Victim compensation for acts of terrorism and the limits of the state

Pages 199-218 | Received 23 May 2017, Accepted 27 Nov 2017, Published online: 07 Dec 2017
 

ABSTRACT

Little academic attention has been directed towards the victims of terrorism. This article begins to do so by interrogating how victims get compensated, and for how much, in North America and Western Europe. This article examines compensation from three vantage points. First, attention is directed to the variety of state programmes that have been mobilised over the last several decades to build individual and state resilience. I will suggest, however, that many of these programmes fall short, as they fail to meet victim needs. Indeed, as I subsequently illustrate, public and private philanthropy are playing an increasingly important role in providing victim support, sometimes superseding state contributions. Yet while they speak to an affective response that emerges out of and reinforces community building, they are also highly uneven and can entrench existing social inequalities. I then turn to examine the turn to the courts as a means both for recouping further compensation and for achieving some kind of accountability. Notably, the drive to provide victims with other mechanisms for compensation has led to new legislative mechanisms that are reshaping geopolitics by reworking the principle of sovereign immunity. Together, these examples of compensation trouble simplistic characterisations of victimhood while also illustrating how both victims and terrorism are being made governable, often with chilling consequences. They also expose the limits of the state and of state sovereignty.

Disclosure statement

No potential conflict of interest was reported by the author.

Notes

1. UN webpage “Supporting and Highlighting Victims of Terrorism”: https://www.un.org/counterterrorism/ctitf/en/supporting-and-highlighting-victims-terrorism.

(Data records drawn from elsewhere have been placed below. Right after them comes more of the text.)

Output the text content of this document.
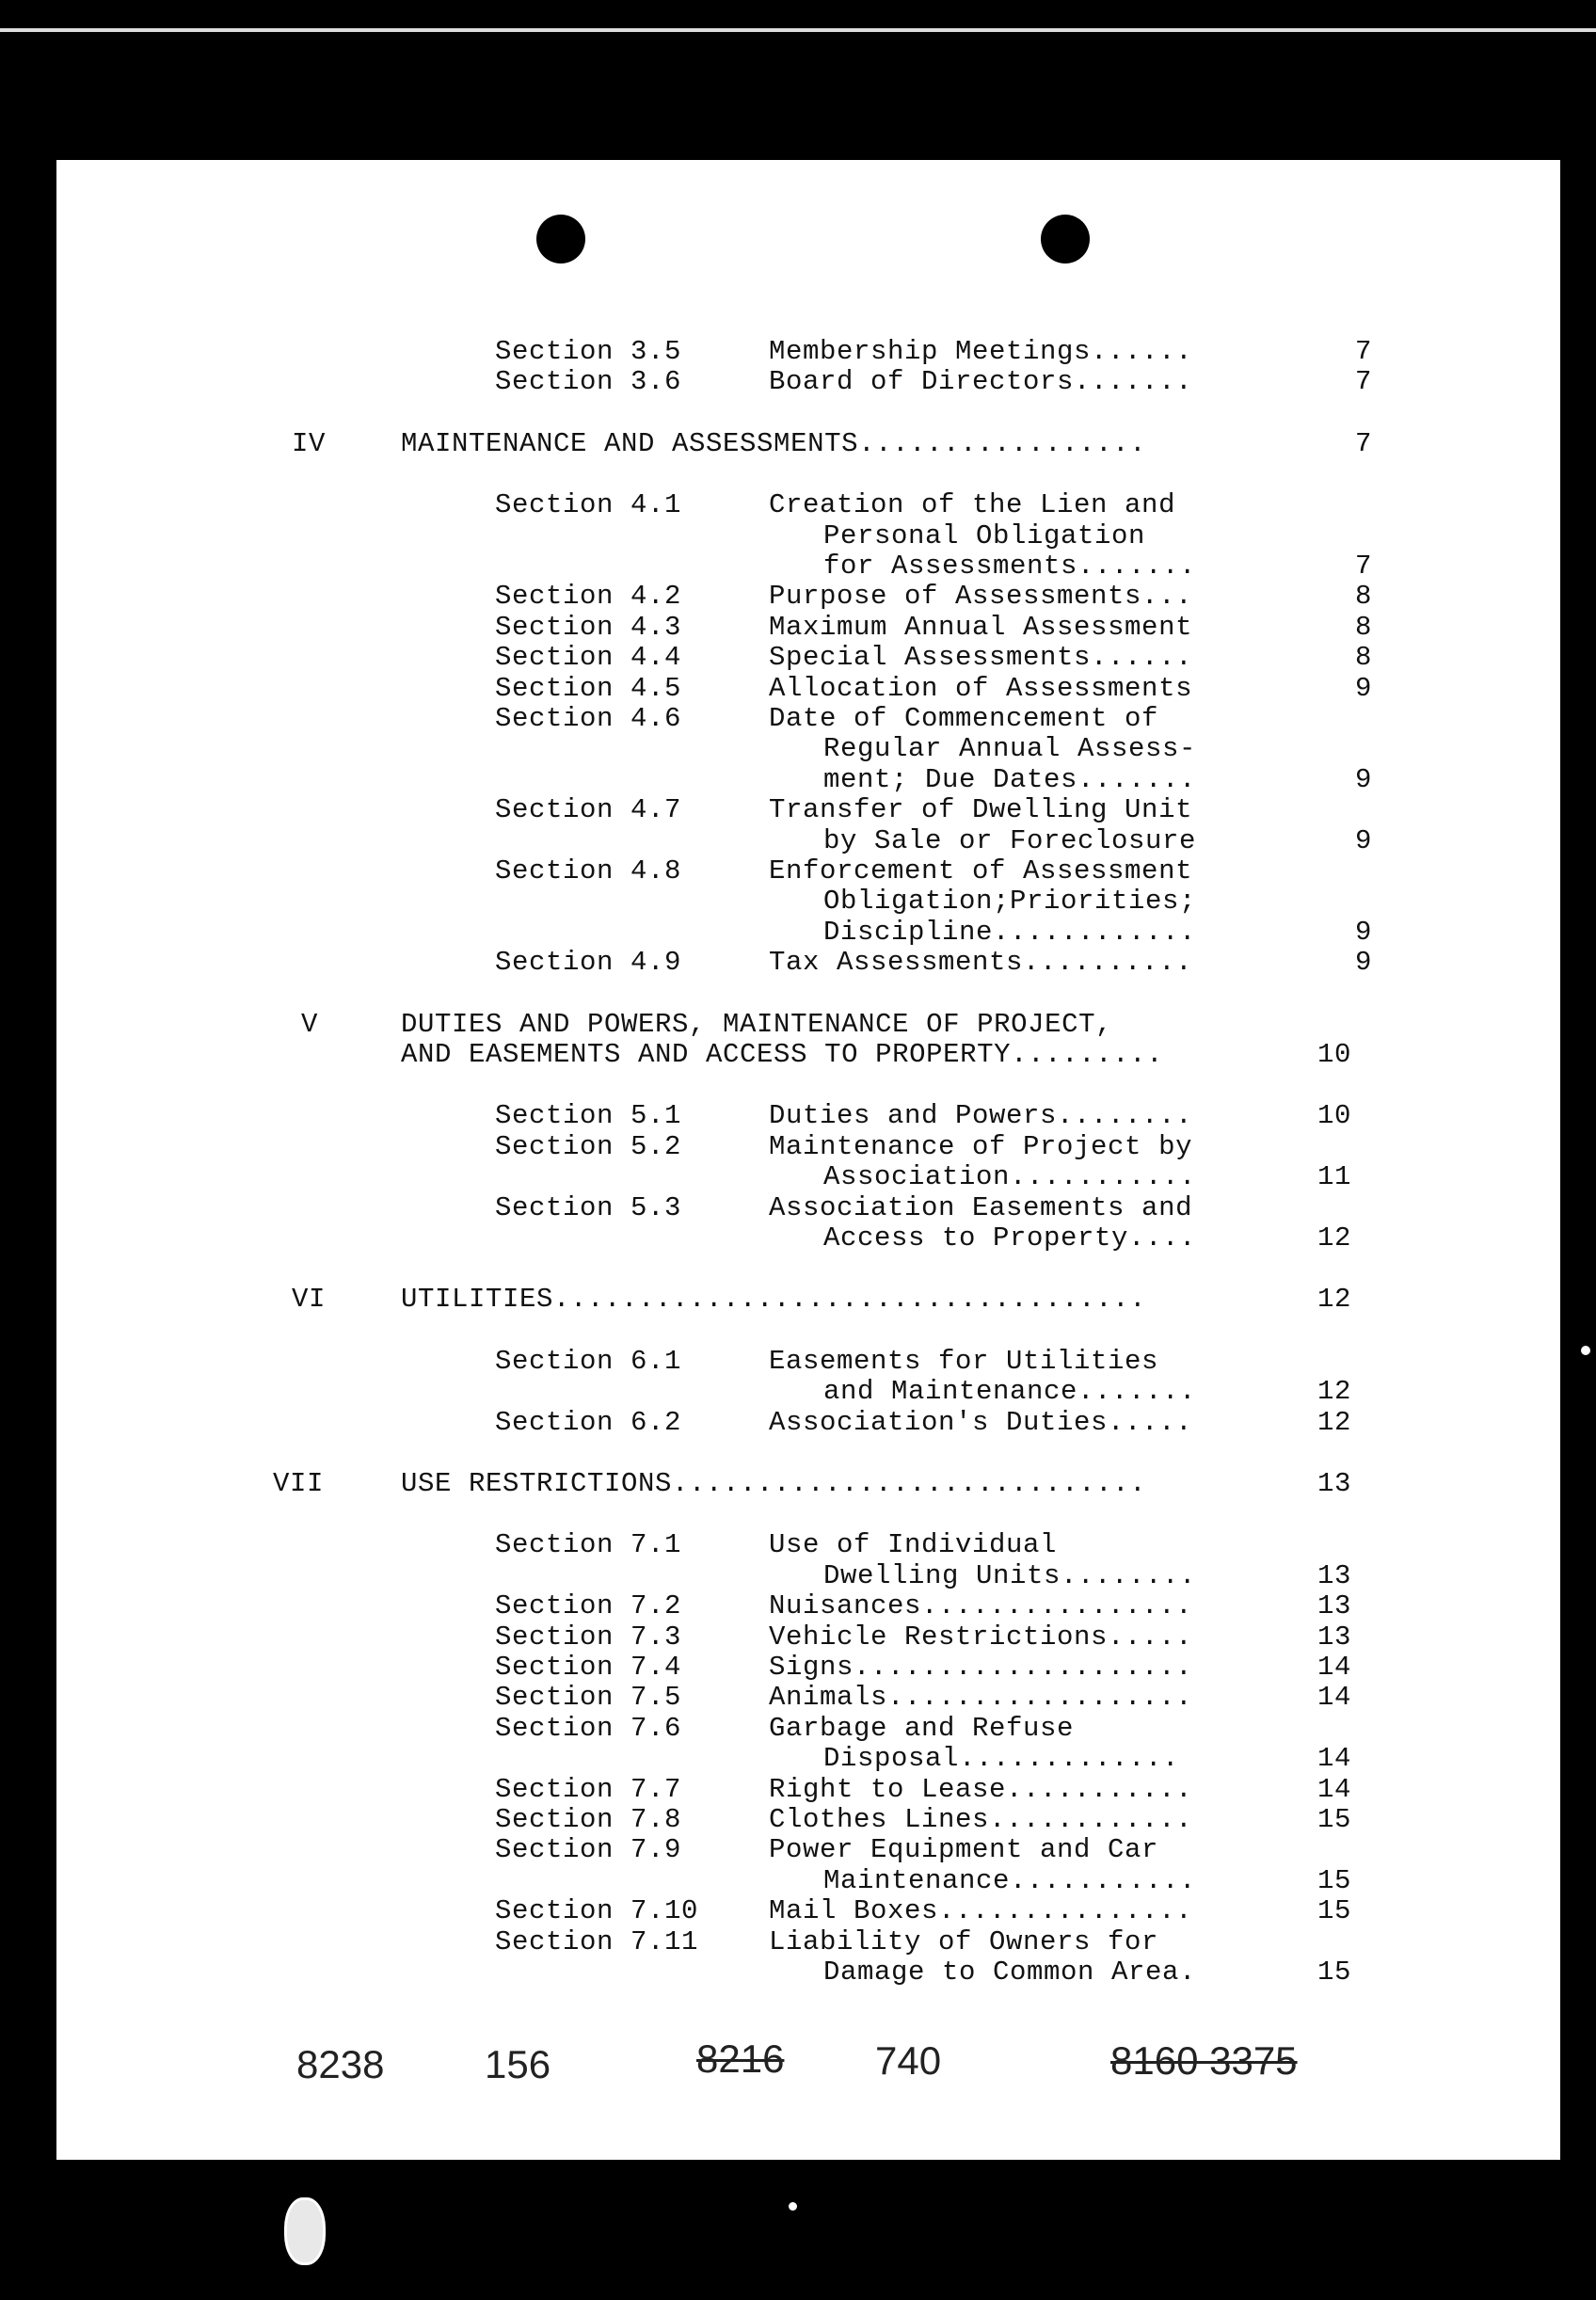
Section 3.5	Membership Meetings......	7
Section 3.6	Board of Directors.......	7
IV	MAINTENANCE AND ASSESSMENTS.................	7
Section 4.1	Creation of the Lien and
Personal Obligation
for Assessments.......	7
Section 4.2	Purpose of Assessments...	8
Section 4.3	Maximum Annual Assessment	8
Section 4.4	Special Assessments......	8
Section 4.5	Allocation of Assessments	9
Section 4.6	Date of Commencement of
Regular Annual Assess-
ment; Due Dates.......	9
Section 4.7	Transfer of Dwelling Unit
by Sale or Foreclosure	9
Section 4.8	Enforcement of Assessment
Obligation;Priorities;
Discipline............	9
Section 4.9	Tax Assessments..........	9
V	DUTIES AND POWERS, MAINTENANCE OF PROJECT,
AND EASEMENTS AND ACCESS TO PROPERTY.........	10
Section 5.1	Duties and Powers........	10
Section 5.2	Maintenance of Project by
Association...........	11
Section 5.3	Association Easements and
Access to Property....	12
VI	UTILITIES...................................	12
Section 6.1	Easements for Utilities
and Maintenance.......	12
Section 6.2	Association's Duties.....	12
VII	USE RESTRICTIONS............................	13
Section 7.1	Use of Individual
Dwelling Units........	13
Section 7.2	Nuisances................	13
Section 7.3	Vehicle Restrictions.....	13
Section 7.4	Signs....................	14
Section 7.5	Animals..................	14
Section 7.6	Garbage and Refuse
Disposal.............	14
Section 7.7	Right to Lease...........	14
Section 7.8	Clothes Lines............	15
Section 7.9	Power Equipment and Car
Maintenance...........	15
Section 7.10	Mail Boxes...............	15
Section 7.11	Liability of Owners for
Damage to Common Area.	15
8238	156	8216 740	8160 3375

2. EU website: “EU strengthens rules to prevent new forms of terrorism”: http://www.consilium.europa.eu/en/press/press-releases/2017/03/07-rules-to-prevent-new-forms-of-terrorism/. Already in 2004, the EU had instituted a requirement that all states provide compensation for victims of crime.

4. Feinberg has administered a wide range of funds to do with victim compensation, as we will see in more detail later, as well as for recent cases such as the BP oil spill in the Gulf of Mexico and Volkswagen’s fraudulent emissions data.

5. The role of advocacy groups – many organised by victims and their families – was crucial. Dozens of groups emerged in response to 9/11, such as the World Trade Center Survivor’s Network and the Voices of 11 September (Bottigliero Citation2012; Gilbert and Ponder Citation2014; Fluri and Lehr Citation2015).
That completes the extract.